Intuit says its newly launched solution provider program for mid-market companies will make QuickBooks for Enterprise a viable alternative to Sage Software and Microsoft ERP products.
The company, long a leader in accounting software for consumers and very small businesses, says there is a huge audience of larger companies–those with 20 to 500 employees–that is not addressed by those pricier wares.
The just-shipping QuickBooks Enterprise version 8.0 weighs in at $3,000 for five concurrent seats and ranges up to $9,000 for 20 seats. The latter price is a hike from $7,500 for the previous version.
To better penetrate this market Intuit recruited new VARs, many of whom are also in the Sage and Microsoft camps, and signed up 75 solution providers. These partners consist of many who are new to Intuit as well as some current Intuit Pro Advisor partners to help design this channel program, says Jim Gregg, channel director of Intuit’s Mid-Market Group.
The company did its homework where the rubber hits the road: Partner compensation. Base margin on a software sale is 25 percent, but partners can garner another 20 percent based on other factors. Gregg said, overall, if the partner does well in both sales and service components, he or she can get to 60 percent margin.
If a sale initiated by a partner ends up going direct, the partner will still get 15 points of margin. Partners can get up to an additional 6 percent based on customer satisfaction as measured by the company’s quarterly Net Promoter” research.
The company will also assess points of margin-2 percent-for partners who actively participate in its online “Live Community” support forum.
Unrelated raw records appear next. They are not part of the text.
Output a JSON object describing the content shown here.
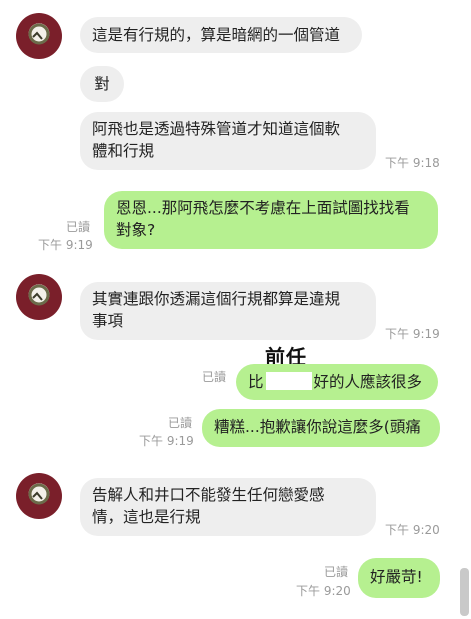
{
  "messages": [
    {
      "side": "in",
      "text": "這是有行規的，算是暗網的一個管道"
    },
    {
      "side": "in",
      "text": "對"
    },
    {
      "side": "in",
      "text": "阿飛也是透過特殊管道才知道這個軟體和行規",
      "line1": "阿飛也是透過特殊管道才知道這個軟",
      "line2": "體和行規",
      "time": "下午 9:18"
    },
    {
      "side": "out",
      "line1": "恩恩...那阿飛怎麼不考慮在上面試圖找找看",
      "line2": "對象?",
      "read": "已讀",
      "time": "下午 9:19"
    },
    {
      "side": "in",
      "line1": "其實連跟你透漏這個行規都算是違規",
      "line2": "事項",
      "time": "下午 9:19"
    },
    {
      "side": "out",
      "text_before": "比",
      "text_after": "好的人應該很多",
      "read": "已讀"
    },
    {
      "side": "out",
      "text": "糟糕...抱歉讓你說這麼多(頭痛",
      "read": "已讀",
      "time": "下午 9:19"
    },
    {
      "side": "in",
      "line1": "告解人和井口不能發生任何戀愛感",
      "line2": "情，這也是行規",
      "time": "下午 9:20"
    },
    {
      "side": "out",
      "text": "好嚴苛!",
      "read": "已讀",
      "time": "下午 9:20"
    }
  ],
  "annotation": "前任",
  "avatar_icon": "profile-avatar-icon",
  "colors": {
    "incoming_bubble": "#eeeeee",
    "outgoing_bubble": "#b6f090",
    "timestamp": "#9a9a9a"
  }
}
Another 5 percent of margin can be had for bringing in a customer from a competitive offering or converting a current, but unsupported, Intuit customer.
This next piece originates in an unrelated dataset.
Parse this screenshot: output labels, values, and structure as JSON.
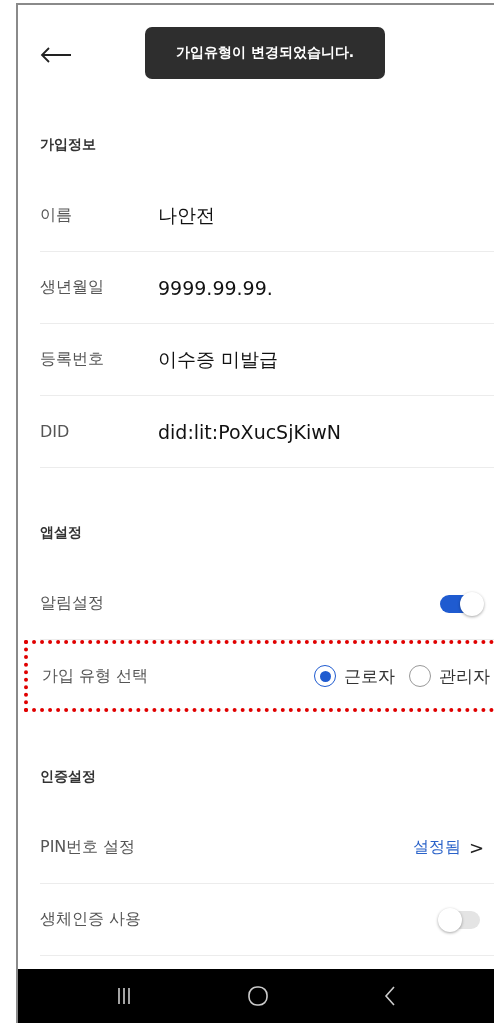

Still another 20 percent is to be had each month by referring customers to QuickBooks Merchant Services, the QuickBase database, and vInventory on-Demand Inventory Management. That bonus will be paid as long as the partner remains a member in good standing of the Intuit program.
Intuit, Mountain View, Calif., is looking for partners to join some of its existing Pro Advisor network members, for this program. The goal is to sign up 250 members in the U.S. this year. The overall goal is 750 partners, Gregg said.
Qualifying partners must pay an initiation fee of $1,000; annual membership is $1,500.
Lori Nicks, president of Accounting Technology Systems of Tucson, is aboard.
A long-time Solomon (now Microsoft Dynamics SL) partner, Nicks says Intuit’s price point will get her into smaller accounts more easily. “With SL, you’re looking at $10,000 to $15,000 to get in,” which is too rich for many small accounts, Nicks says.
Nicks was part of Intuit’s pilot program and says she’s getting quite a few referrals from the vendor and ha picked up several consulting clients who initially bought through Intuit. She says her company will continue to offer Solomon as well as QuickBooks Enterprise.
By way of background, Intuit is one of the few software companies that has managed to beat back incursions by Microsoft into its key turf multiple times. Microsoft’s latest foray, Small Business Accounting, has apparently also failed to convince many users to leave Quicken.